Cada 30 de abril, las escuelas en México se llenan de color, música y risas. Los salones se transforman en escenarios para espectáculos con payasos, magos y juegos. Es una tradición que busca celebrar la infancia y regalar a los niños un día de alegría, fuera de la rutina escolar. Sin embargo, esta imagen festiva no alcanza a todos, y es necesario hacer una pausa para mirar más allá del maquillaje colorido y los globos.
Mientras algunos niños disfrutan del espectáculo de los payasos en sus escuelas, en muchas comunidades rurales y marginadas, miles de menores no tienen acceso a estas celebraciones. Algunos ni siquiera asisten a la escuela, pues deben trabajar en el campo o ayudar en el hogar para contribuir a la economía familiar. Para ellos, el Día del Niño es un lujo lejano, un recuerdo ajeno.
Recuerdo el caso de Mateo, un niño de apenas 9 años en una comunidad agrícola del sur de Puebla. Mientras en la ciudad sus primos se tomaban fotos con payasos en la escuela, él cargaba cubetas de agua para el riego de las plantas. Cuando le pregunté si sabía que era el Día del Niño, me respondió con una sonrisa tímida: “Sí, pero aquí no hay escuela ni fiesta. A veces mi mamá me da una paleta y me dice que es mi regalo”. Su respuesta no fue triste, pero sí reveladora. Para él, como para miles, ser niño es una etapa de trabajo, no de juego.
Los payasos, con su humor simple y su alegría contagiosa, logran hacer reír a muchos niños por un momento.

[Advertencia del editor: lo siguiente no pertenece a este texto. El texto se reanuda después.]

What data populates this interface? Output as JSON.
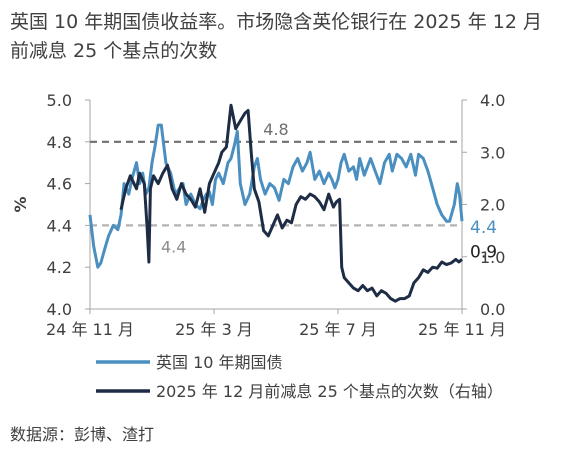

Pero ese momento no puede hacernos olvidar que en el mismo país donde se contratan shows para celebrar la infancia, existen niñas y niños que viven en condiciones de pobreza extrema, sin acceso a educación ni servicios básicos.
Además, muchas veces estas celebraciones se organizan sin una verdadera reflexión sobre lo que significa ser niño hoy en día en México. ¿Es suficiente un día de juegos y dulces para compensar una realidad marcada por la desigualdad, la violencia y el abandono? Celebrar a los niños no debería limitarse a llevar payasos a las escuelas una vez al año. Debería ser un compromiso constante por garantizar sus derechos, su bienestar y su futuro.
La sonrisa de un niño es valiosa, pero más aún lo es su dignidad. Recordemos que el verdadero homenaje a la infancia se construye con acciones duraderas, no con espectáculos pasajeros.